All-cause mortality among diabetic foot patients and related risk factors in Saudi Arabia
Khalid Al-Rubeaan , Mohammad K. Almashouq, Amira M. Youssef, Hamid Al-Qumaidi, Mohammad Al Derwish, Samir Ouizi, Khalid Al-Shehri, Saba N. Masoodi
Although Diabetes mellitus is a major public health problem in the Middle East and North Africa (MENA) region with high rates of diabetic foot complications, there are only limited data concerning mortality among such a high risk group. Therefore, the main aim of the current study was to assess all-cause mortality and its related predictors among diabetic patients with and without diabetic foot complications.
Using data from the Saudi National Diabetes Registry (SNDR), a total of 840 patients with type 1 or type 2 diabetes aged ≥25 years with current or past history of diabetic foot ulcer (DFU) or diabetes related lower extremity amputation (LEA) were recruited in 2007 from active patients’ files and followed up to 2013. These patients were compared with an equal number of age and gender matched diabetic patients without foot complication recruited at the same period. All patients were subjected to living status verification at 31st December 2013.
The all-cause mortality rate among patients with DFU was 42.54 per 1000 person-years and among LEA patients was 86.80 per 1000 person-years among LEA patients for a total of 2280 and 1129 person-years of follow up respectively. The standardized mortality ratio (SMR) (95% CI) was 4.39 (3.55–5.23) and 7.21 (5.70–8.72) for cases with foot ulcer and LEA respectively. The percentage of deceased patients increased by almost twofold (18.5%) among patients with diabetic foot ulcer and more than threefold (32.2%) among patients with LEA compared with patients without diabetic foot complications (10.7%).

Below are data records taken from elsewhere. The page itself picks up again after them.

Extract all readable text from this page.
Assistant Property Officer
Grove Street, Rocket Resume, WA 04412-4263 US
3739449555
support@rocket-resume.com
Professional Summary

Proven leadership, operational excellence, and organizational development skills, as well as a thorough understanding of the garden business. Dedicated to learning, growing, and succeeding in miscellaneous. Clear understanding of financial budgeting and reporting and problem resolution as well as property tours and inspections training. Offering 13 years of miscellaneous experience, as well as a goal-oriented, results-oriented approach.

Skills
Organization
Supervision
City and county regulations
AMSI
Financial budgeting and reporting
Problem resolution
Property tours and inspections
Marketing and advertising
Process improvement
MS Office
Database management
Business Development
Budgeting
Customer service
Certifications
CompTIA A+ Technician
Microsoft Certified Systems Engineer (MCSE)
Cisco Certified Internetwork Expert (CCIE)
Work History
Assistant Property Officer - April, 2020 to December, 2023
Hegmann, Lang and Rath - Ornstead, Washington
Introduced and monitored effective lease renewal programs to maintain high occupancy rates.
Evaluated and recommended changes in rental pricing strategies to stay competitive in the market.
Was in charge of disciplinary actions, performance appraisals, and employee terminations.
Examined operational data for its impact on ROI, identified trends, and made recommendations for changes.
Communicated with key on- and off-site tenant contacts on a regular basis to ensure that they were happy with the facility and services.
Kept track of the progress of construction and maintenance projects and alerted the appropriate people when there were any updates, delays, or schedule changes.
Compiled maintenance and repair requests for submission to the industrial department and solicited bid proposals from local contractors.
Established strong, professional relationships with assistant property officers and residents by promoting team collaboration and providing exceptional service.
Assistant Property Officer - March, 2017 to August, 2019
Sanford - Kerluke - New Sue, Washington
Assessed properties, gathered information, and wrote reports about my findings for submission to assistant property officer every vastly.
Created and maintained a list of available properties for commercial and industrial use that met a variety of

The worst survival was among patients with LEA at 0.679 and the presence of diabetic nephropathy was the only significant independent risk factor for all-cause mortality among patients with diabetic foot complications. On the other hand, obese patients have demonstrated significantly reduced all-cause mortality rate.
Diabetic patients with diabetic foot complications have an excess mortality rate when compared with diabetic counterparts without foot complications and the general population. Early interventions to prevent foot ulceration and consequent LEA as well as all the measurements for reducing the prevalence of microvascular and macrovascular complications should be considered.